Experimental verification of a mechanistic model to partition evapotranspiration into soil water and plant evaporation

Abstract

Listen

Translate article

A model that separates evapotranspiration (ET) into soil water evaporation ( E) and plant transpiration ( T), and calculates parameters associated with the water and energy balance of the soil and crop surfaces is required to understand the fate of water in different cropping systems. ENWATBAL, a mechanistic ET model, is such a model. Our objective was to test the model by comparing calculated values of ET, E, T, net irradiance ( R n), soil heat flux ( G), and soil surface temperature ( T s) with measured ones. Three field experiments were conducted throughout 1993–1995 in a structureless sandy soil either bare or planted with sorghum in Tottori, Japan. E was measured by lysimeter using both micro- and an in situ large weighing lysimeter, ET was measured with the weighing lysimeter, and T was calculated by difference ( T = ET − E). In these experiments, R n, G, and T s were also measured using standard methods. Three statistical tests, i.e., bias, RMSE and linear regression analysis were used to evaluate model performance. In all three experiments, measured and calculated values of E and T from both a bare soil and a cropped surface were in agreement with a bias close to 0.0 mm day −1 and RMSE <1.0 mm day −1. In these comparisons, slopes and intercepts were not significantly ( P = 0.05) different from 1.0 and 0.0, respectively.
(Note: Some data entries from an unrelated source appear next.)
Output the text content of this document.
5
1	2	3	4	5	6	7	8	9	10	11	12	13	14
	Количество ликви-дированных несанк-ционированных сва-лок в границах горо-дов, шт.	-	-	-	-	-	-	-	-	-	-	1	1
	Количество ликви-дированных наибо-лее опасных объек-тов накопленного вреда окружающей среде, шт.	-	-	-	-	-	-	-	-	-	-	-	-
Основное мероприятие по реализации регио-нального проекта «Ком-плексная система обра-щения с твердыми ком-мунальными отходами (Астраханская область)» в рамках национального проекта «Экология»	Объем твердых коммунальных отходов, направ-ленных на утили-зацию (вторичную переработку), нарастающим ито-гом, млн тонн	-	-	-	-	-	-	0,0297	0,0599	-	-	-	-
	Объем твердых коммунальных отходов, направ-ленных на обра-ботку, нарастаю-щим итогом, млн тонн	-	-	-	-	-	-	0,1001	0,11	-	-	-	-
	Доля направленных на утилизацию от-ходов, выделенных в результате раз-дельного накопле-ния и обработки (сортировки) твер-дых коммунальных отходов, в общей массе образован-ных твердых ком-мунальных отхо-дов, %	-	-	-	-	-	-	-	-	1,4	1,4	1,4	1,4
Furthermore, experimental results indicated that ENWATBAL correctly calculated daily ET with a bias = −0.60 mm day −1, RMSE = 0.89 mm day −1 and a slope and intercept not significantly different from 1.0 and zero. Measured and calculated values of R n and G over a bare soil were also in agreement. However, there are differences between the midnight and diurnal values of measured and calculated T s. Therefore, we concluded that the ENWATBAL model calculated ET, E, T, R n, and G within an acceptable accuracy and range for the soil and environmental conditions of our test. It is suggested that for our soil, model accuracy on the calculation of E and T s could be improved by including the formation of a dry topsoil layer.